Apache Airflow is a powerful tool for managing and scheduling data pipelines.

It allows you to define your data processing workflows as directed acyclic graphs (DAGs) and manage their execution in a scalable and reliable manner.

In this blog, I will explain how to deploy Apache Airflow on Oracle Cloud Infrastructure (OCI) with MySQL HeatWave Database Service as the backend store.

By using this setup, you can take advantage of the scalability and performance of OCI to run your data pipelines at scale. In the following sections, we will walk through the steps to set up and configure Apache Airflow on OCI, as well as how to connect it to the MySQL HeatWave database service.
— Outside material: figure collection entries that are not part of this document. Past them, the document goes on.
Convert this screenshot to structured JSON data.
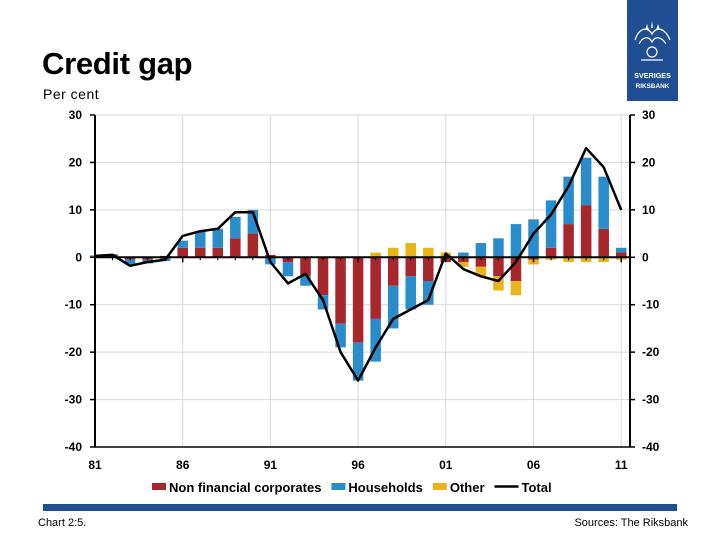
{
  "header": {
    "title": "Credit gap",
    "unit": "Per cent"
  },
  "logo": {
    "line1": "SVERIGES",
    "line2": "RIKSBANK"
  },
  "footer": {
    "chart_number": "Chart 2:5.",
    "source": "Sources: The Riksbank"
  },
  "colors": {
    "non_financial": "#a8272d",
    "households": "#2b8ccc",
    "other": "#e8b418",
    "total": "#000000",
    "brand": "#1f4e93"
  },
  "chart_data": {
    "type": "bar",
    "stacked": true,
    "title": "Credit gap",
    "ylabel": "Per cent",
    "ylim": [
      -40,
      30
    ],
    "yticks": [
      30,
      20,
      10,
      0,
      -10,
      -20,
      -30,
      -40
    ],
    "xlim": [
      1981,
      2011.5
    ],
    "xticks": [
      {
        "value": 1981,
        "label": "81"
      },
      {
        "value": 1986,
        "label": "86"
      },
      {
        "value": 1991,
        "label": "91"
      },
      {
        "value": 1996,
        "label": "96"
      },
      {
        "value": 2001,
        "label": "01"
      },
      {
        "value": 2006,
        "label": "06"
      },
      {
        "value": 2011,
        "label": "11"
      }
    ],
    "grid": true,
    "legend_position": "bottom",
    "series": [
      {
        "name": "Non financial corporates",
        "type": "bar",
        "x": [
          1981,
          1982,
          1983,
          1984,
          1985,
          1986,
          1987,
          1988,
          1989,
          1990,
          1991,
          1992,
          1993,
          1994,
          1995,
          1996,
          1997,
          1998,
          1999,
          2000,
          2001,
          2002,
          2003,
          2004,
          2005,
          2006,
          2007,
          2008,
          2009,
          2010,
          2011
        ],
        "values": [
          0.2,
          0.5,
          -0.5,
          -0.5,
          0.3,
          2,
          2,
          2,
          4,
          5,
          0.5,
          -1,
          -4,
          -8,
          -14,
          -18,
          -13,
          -6,
          -4,
          -5,
          -1,
          -1,
          -2,
          -4,
          -5,
          -0.5,
          2,
          7,
          11,
          6,
          1
        ]
      },
      {
        "name": "Households",
        "type": "bar",
        "x": [
          1981,
          1982,
          1983,
          1984,
          1985,
          1986,
          1987,
          1988,
          1989,
          1990,
          1991,
          1992,
          1993,
          1994,
          1995,
          1996,
          1997,
          1998,
          1999,
          2000,
          2001,
          2002,
          2003,
          2004,
          2005,
          2006,
          2007,
          2008,
          2009,
          2010,
          2011
        ],
        "values": [
          0.2,
          0.2,
          -1,
          -0.8,
          -0.8,
          1.5,
          3.5,
          4,
          4.5,
          5,
          -1.5,
          -3,
          -2,
          -3,
          -5,
          -8,
          -9,
          -9,
          -7,
          -5,
          0,
          1,
          3,
          4,
          7,
          8,
          10,
          10,
          10,
          11,
          1
        ]
      },
      {
        "name": "Other",
        "type": "bar",
        "x": [
          1981,
          1982,
          1983,
          1984,
          1985,
          1986,
          1987,
          1988,
          1989,
          1990,
          1991,
          1992,
          1993,
          1994,
          1995,
          1996,
          1997,
          1998,
          1999,
          2000,
          2001,
          2002,
          2003,
          2004,
          2005,
          2006,
          2007,
          2008,
          2009,
          2010,
          2011
        ],
        "values": [
          0,
          0,
          0,
          0,
          0,
          0,
          0,
          0,
          0,
          0,
          0,
          0,
          0,
          0,
          0,
          0,
          1,
          2,
          3,
          2,
          1,
          -1,
          -2,
          -3,
          -3,
          -1,
          -0.5,
          -1,
          -1,
          -1,
          -0.5
        ]
      },
      {
        "name": "Total",
        "type": "line",
        "x": [
          1981,
          1982,
          1983,
          1984,
          1985,
          1986,
          1987,
          1988,
          1989,
          1990,
          1991,
          1992,
          1993,
          1994,
          1995,
          1996,
          1997,
          1998,
          1999,
          2000,
          2001,
          2002,
          2003,
          2004,
          2005,
          2006,
          2007,
          2008,
          2009,
          2010,
          2011
        ],
        "values": [
          0.3,
          0.5,
          -1.8,
          -1,
          -0.5,
          4.5,
          5.5,
          6,
          9.5,
          9.5,
          -1,
          -5.5,
          -3.5,
          -9,
          -20,
          -26,
          -19,
          -13,
          -11,
          -9,
          0.8,
          -2.5,
          -4,
          -5,
          -1,
          5,
          9,
          15,
          23,
          19,
          10
        ]
      }
    ]
  }
}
Apche Airflow will be installed on a Compute instance in OCI, the deployment is very easy using the OCI Resource Manager Stack shared in this blog post. You can also use only the Terraform modules to deploy Apache Airflow in your existing architecture:

Terraform Output

Architectures

With the modules you can deploy architectures like these:

Architecture with Single DB Instance
with a single MDS instance
DB Instance with High Availability
with MDS High Availability
DB Instance with HeatWave Cluster
with HeatWave Cluster

We will use the exact same modules built into a stack for OCI’s Resource Manager. This will allow us to deploy the architecture just in few clicks.

Deployment

We open in a browser the following GitHub repository: https://github.com/lefred/oci-airflow-mds and we click on the Deploy to Oracle Cloud button:

Deploy to Oracle Cloud

If you have already an OCI account and you are logged in Oracle Cloud’s console, you will see the following screen and you need to accept the Oracle Terms of Use:

Resource Manager Stack Creation

If you don’t have an account yet, I encourage you to get a free account with $300 credits to test HeatWave, click here !

Once the Term of Use accepted, the form will be filled and you can modify some entries and click next when ready:

Resource Mananger Stack Information

Se second Wizard’s screen is dedicated to the variables. There are already several default values. You can of course change them. This is in this section that you also decide which architecture you want to deploy (single MDS instance, HA, HeatWave):

Resource Mananger Stack - Variables Configuration

Some fields are not yet filled and are mandatory like the email address of the airflow admin user:

Resource Mananger Stack - Airflow variables

If you don’t want to immediately deploy a HeatWave Cluster, you can still do it later but you must use a compatible shape already:

Resource Mananger Stack - Shapes

After the reviewing the information, you can Create the stack and Apply the job to deploy the resources:

Resource Mananger Stack - Creation Summary

Deployment

OCI’s Resource Manager starts deploying all the resources. You can follow the logs and when finished you can see the output information you need to connect to Airflow:

Resource Mananger Stack - Apply Job Logs

You can always retrieve the useful output values for the Job from the Outputs section:

Resource Mananger Stack - Apply Job Outputs

Airflow

Now you can connect to Airflow using the credentials you entered in the stack wizard:

Airflow - Sign In
Airflow DAGs

Airflow is using mysql-connector-python to connect to MDS.

Please note that for the moment, deploying airflow on Arm does not work, there are some pip dependencies not building. So please pay attention to not use the Ampere shape for the airflow compute instance.

Yet another nice open source program using MySQL Database Service deployed on OCI very quickly !

Enjoy MySQL, MySQL HeatWave Database Service and Apache Airflow !